For use in shell script

         

physics

7:43 pm on Feb 26, 2006 (gmt 0)

WebmasterWorld Senior Member 10+ Year Member



I want to write a bash shell function to be used on a remote system that:
- Gets the IP or host name that I'm currently logged into the system from
- sends the specified file from the remote system to said host

If I know the host name I can do it:


function scpme()
{
scp $1 me@my.home.mahcine.hostname.net:./$2
}

But I want it to work regardless of where I'm logged in from, not just the hardcoded my.home.mahcine.hostname.net.

So the simple question is: is there a shell variable like $REMOTE_HOST that stores the IP I'm logged in from?

py9jmas

8:04 pm on Feb 26, 2006 (gmt 0)

10+ Year Member



SSH in to the remote system and have a look at
$SSH_CLIENT
$SSH_CONNECTION
You should be able to do what you want from there.

physics

8:33 pm on Feb 26, 2006 (gmt 0)

WebmasterWorld Senior Member 10+ Year Member



Thanks.
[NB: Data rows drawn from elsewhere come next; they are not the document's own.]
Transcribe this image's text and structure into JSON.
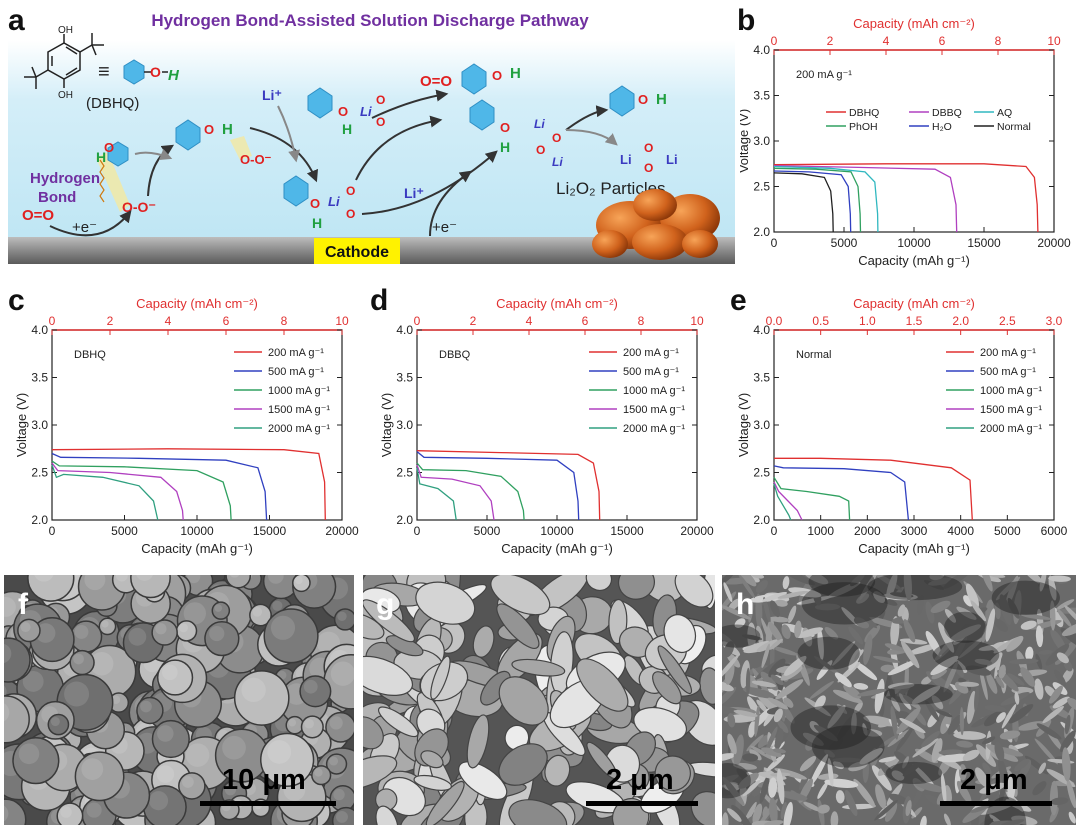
{
  "panel_letters": {
    "a": "a",
    "b": "b",
    "c": "c",
    "d": "d",
    "e": "e",
    "f": "f",
    "g": "g",
    "h": "h"
  },
  "scheme": {
    "title": "Hydrogen Bond-Assisted Solution Discharge Pathway",
    "dbhq_label": "(DBHQ)",
    "equiv": "≡",
    "hydrogen_bond_label_1": "Hydrogen",
    "hydrogen_bond_label_2": "Bond",
    "o2": "O=O",
    "electron": "+e⁻",
    "electron2": "+e⁻",
    "li_plus": "Li⁺",
    "li_plus2": "Li⁺",
    "cathode": "Cathode",
    "li2o2_label": "Li₂O₂ Particles",
    "oh": "O–H",
    "o_atom": "O",
    "h_atom": "H",
    "li_atom": "Li"
  },
  "chart_data": [
    {
      "panel": "b",
      "type": "line",
      "top_axis_label": "Capacity (mAh cm⁻²)",
      "xlabel": "Capacity (mAh g⁻¹)",
      "ylabel": "Voltage (V)",
      "annotation": "200 mA g⁻¹",
      "xlim": [
        0,
        20000
      ],
      "top_xlim": [
        0,
        10
      ],
      "ylim": [
        2.0,
        4.0
      ],
      "xticks": [
        0,
        5000,
        10000,
        15000,
        20000
      ],
      "top_xticks": [
        0,
        2,
        4,
        6,
        8,
        10
      ],
      "yticks": [
        2.0,
        2.5,
        3.0,
        3.5,
        4.0
      ],
      "legend_position": "center",
      "series": [
        {
          "name": "DBHQ",
          "color": "#e03030",
          "plateau": [
            [
              0,
              2.74
            ],
            [
              8000,
              2.75
            ],
            [
              15000,
              2.75
            ],
            [
              18000,
              2.72
            ],
            [
              18600,
              2.6
            ],
            [
              18800,
              2.3
            ],
            [
              18850,
              2.0
            ]
          ]
        },
        {
          "name": "DBBQ",
          "color": "#b040c0",
          "plateau": [
            [
              0,
              2.73
            ],
            [
              6000,
              2.71
            ],
            [
              11500,
              2.69
            ],
            [
              12600,
              2.6
            ],
            [
              13000,
              2.3
            ],
            [
              13050,
              2.0
            ]
          ]
        },
        {
          "name": "AQ",
          "color": "#30b8c0",
          "plateau": [
            [
              0,
              2.72
            ],
            [
              4000,
              2.7
            ],
            [
              6500,
              2.66
            ],
            [
              7200,
              2.55
            ],
            [
              7400,
              2.2
            ],
            [
              7420,
              2.0
            ]
          ]
        },
        {
          "name": "PhOH",
          "color": "#30a060",
          "plateau": [
            [
              0,
              2.7
            ],
            [
              3000,
              2.69
            ],
            [
              5500,
              2.66
            ],
            [
              6000,
              2.5
            ],
            [
              6150,
              2.2
            ],
            [
              6180,
              2.0
            ]
          ]
        },
        {
          "name": "H₂O",
          "color": "#3040c0",
          "plateau": [
            [
              0,
              2.67
            ],
            [
              2500,
              2.66
            ],
            [
              4800,
              2.63
            ],
            [
              5300,
              2.5
            ],
            [
              5450,
              2.2
            ],
            [
              5480,
              2.0
            ]
          ]
        },
        {
          "name": "Normal",
          "color": "#202020",
          "plateau": [
            [
              0,
              2.65
            ],
            [
              2000,
              2.64
            ],
            [
              3600,
              2.6
            ],
            [
              4050,
              2.45
            ],
            [
              4200,
              2.2
            ],
            [
              4230,
              2.0
            ]
          ]
        }
      ]
    },
    {
      "panel": "c",
      "type": "line",
      "top_axis_label": "Capacity (mAh cm⁻²)",
      "xlabel": "Capacity (mAh g⁻¹)",
      "ylabel": "Voltage (V)",
      "annotation": "DBHQ",
      "xlim": [
        0,
        20000
      ],
      "top_xlim": [
        0,
        10
      ],
      "ylim": [
        2.0,
        4.0
      ],
      "xticks": [
        0,
        5000,
        10000,
        15000,
        20000
      ],
      "top_xticks": [
        0,
        2,
        4,
        6,
        8,
        10
      ],
      "yticks": [
        2.0,
        2.5,
        3.0,
        3.5,
        4.0
      ],
      "legend_position": "top-right",
      "series": [
        {
          "name": "200 mA g⁻¹",
          "color": "#e03030",
          "plateau": [
            [
              0,
              2.74
            ],
            [
              8000,
              2.75
            ],
            [
              16000,
              2.74
            ],
            [
              18400,
              2.7
            ],
            [
              18800,
              2.4
            ],
            [
              18850,
              2.0
            ]
          ]
        },
        {
          "name": "500 mA g⁻¹",
          "color": "#3040c0",
          "plateau": [
            [
              0,
              2.7
            ],
            [
              600,
              2.66
            ],
            [
              6000,
              2.65
            ],
            [
              12000,
              2.63
            ],
            [
              14200,
              2.55
            ],
            [
              14700,
              2.3
            ],
            [
              14800,
              2.0
            ]
          ]
        },
        {
          "name": "1000 mA g⁻¹",
          "color": "#30a060",
          "plateau": [
            [
              0,
              2.62
            ],
            [
              500,
              2.57
            ],
            [
              5000,
              2.56
            ],
            [
              10000,
              2.52
            ],
            [
              11800,
              2.4
            ],
            [
              12300,
              2.15
            ],
            [
              12350,
              2.0
            ]
          ]
        },
        {
          "name": "1500 mA g⁻¹",
          "color": "#b040c0",
          "plateau": [
            [
              0,
              2.6
            ],
            [
              400,
              2.52
            ],
            [
              4000,
              2.5
            ],
            [
              7500,
              2.45
            ],
            [
              8600,
              2.3
            ],
            [
              9000,
              2.1
            ],
            [
              9050,
              2.0
            ]
          ]
        },
        {
          "name": "2000 mA g⁻¹",
          "color": "#30a080",
          "plateau": [
            [
              0,
              2.58
            ],
            [
              300,
              2.45
            ],
            [
              800,
              2.48
            ],
            [
              3500,
              2.45
            ],
            [
              6000,
              2.36
            ],
            [
              7000,
              2.2
            ],
            [
              7300,
              2.0
            ]
          ]
        }
      ]
    },
    {
      "panel": "d",
      "type": "line",
      "top_axis_label": "Capacity (mAh cm⁻²)",
      "xlabel": "Capacity (mAh g⁻¹)",
      "ylabel": "Voltage (V)",
      "annotation": "DBBQ",
      "xlim": [
        0,
        20000
      ],
      "top_xlim": [
        0,
        10
      ],
      "ylim": [
        2.0,
        4.0
      ],
      "xticks": [
        0,
        5000,
        10000,
        15000,
        20000
      ],
      "top_xticks": [
        0,
        2,
        4,
        6,
        8,
        10
      ],
      "yticks": [
        2.0,
        2.5,
        3.0,
        3.5,
        4.0
      ],
      "legend_position": "top-right",
      "series": [
        {
          "name": "200 mA g⁻¹",
          "color": "#e03030",
          "plateau": [
            [
              0,
              2.73
            ],
            [
              6000,
              2.71
            ],
            [
              11500,
              2.69
            ],
            [
              12600,
              2.6
            ],
            [
              13000,
              2.3
            ],
            [
              13050,
              2.0
            ]
          ]
        },
        {
          "name": "500 mA g⁻¹",
          "color": "#3040c0",
          "plateau": [
            [
              0,
              2.72
            ],
            [
              500,
              2.66
            ],
            [
              5000,
              2.65
            ],
            [
              10000,
              2.63
            ],
            [
              11200,
              2.5
            ],
            [
              11500,
              2.2
            ],
            [
              11550,
              2.0
            ]
          ]
        },
        {
          "name": "1000 mA g⁻¹",
          "color": "#30a060",
          "plateau": [
            [
              0,
              2.6
            ],
            [
              400,
              2.53
            ],
            [
              3500,
              2.52
            ],
            [
              6000,
              2.46
            ],
            [
              7200,
              2.3
            ],
            [
              7600,
              2.1
            ],
            [
              7650,
              2.0
            ]
          ]
        },
        {
          "name": "1500 mA g⁻¹",
          "color": "#b040c0",
          "plateau": [
            [
              0,
              2.58
            ],
            [
              300,
              2.45
            ],
            [
              2500,
              2.43
            ],
            [
              4500,
              2.36
            ],
            [
              5300,
              2.2
            ],
            [
              5500,
              2.0
            ]
          ]
        },
        {
          "name": "2000 mA g⁻¹",
          "color": "#30a080",
          "plateau": [
            [
              0,
              2.55
            ],
            [
              200,
              2.38
            ],
            [
              1500,
              2.33
            ],
            [
              2600,
              2.2
            ],
            [
              2800,
              2.0
            ]
          ]
        }
      ]
    },
    {
      "panel": "e",
      "type": "line",
      "top_axis_label": "Capacity (mAh cm⁻²)",
      "xlabel": "Capacity (mAh g⁻¹)",
      "ylabel": "Voltage (V)",
      "annotation": "Normal",
      "xlim": [
        0,
        6000
      ],
      "top_xlim": [
        0,
        3.0
      ],
      "ylim": [
        2.0,
        4.0
      ],
      "xticks": [
        0,
        1000,
        2000,
        3000,
        4000,
        5000,
        6000
      ],
      "top_xticks": [
        0.0,
        0.5,
        1.0,
        1.5,
        2.0,
        2.5,
        3.0
      ],
      "yticks": [
        2.0,
        2.5,
        3.0,
        3.5,
        4.0
      ],
      "legend_position": "top-right",
      "series": [
        {
          "name": "200 mA g⁻¹",
          "color": "#e03030",
          "plateau": [
            [
              0,
              2.65
            ],
            [
              1000,
              2.65
            ],
            [
              2500,
              2.63
            ],
            [
              3800,
              2.55
            ],
            [
              4200,
              2.42
            ],
            [
              4250,
              2.0
            ]
          ]
        },
        {
          "name": "500 mA g⁻¹",
          "color": "#3040c0",
          "plateau": [
            [
              0,
              2.57
            ],
            [
              200,
              2.55
            ],
            [
              1500,
              2.54
            ],
            [
              2500,
              2.5
            ],
            [
              2800,
              2.4
            ],
            [
              2880,
              2.0
            ]
          ]
        },
        {
          "name": "1000 mA g⁻¹",
          "color": "#30a060",
          "plateau": [
            [
              0,
              2.45
            ],
            [
              150,
              2.33
            ],
            [
              700,
              2.3
            ],
            [
              1400,
              2.25
            ],
            [
              1600,
              2.2
            ],
            [
              1620,
              2.0
            ]
          ]
        },
        {
          "name": "1500 mA g⁻¹",
          "color": "#b040c0",
          "plateau": [
            [
              0,
              2.4
            ],
            [
              100,
              2.3
            ],
            [
              300,
              2.2
            ],
            [
              500,
              2.1
            ],
            [
              600,
              2.0
            ]
          ]
        },
        {
          "name": "2000 mA g⁻¹",
          "color": "#30a080",
          "plateau": [
            [
              0,
              2.38
            ],
            [
              80,
              2.25
            ],
            [
              200,
              2.15
            ],
            [
              320,
              2.05
            ],
            [
              360,
              2.0
            ]
          ]
        }
      ]
    }
  ],
  "sem": [
    {
      "panel": "f",
      "scale": "10 μm"
    },
    {
      "panel": "g",
      "scale": "2 μm"
    },
    {
      "panel": "h",
      "scale": "2 μm"
    }
  ]
}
Is the user name of me on my home system available also somehow? I.e. if on the remote host I'm me2 and at home I'm me is there a way to get me on the remote host?

py9jmas

9:26 pm on Feb 26, 2006 (gmt 0)

10+ Year Member



A read of the ssh man page revealed:
Additionally, ssh reads $HOME/.ssh/environment, and adds lines of the format ``VARNAME=value'' to the environment if the file exists and if users are allowed to change their environment. For more information, see the PermitUserEnvironment option in sshd_config(5).

which sounded promising - you could pass whatever you liked to the environment on the server. However, PermitUserEnvironment defaults to No, at least on FreeBSD. Nothing else looks much use, I'm afraid.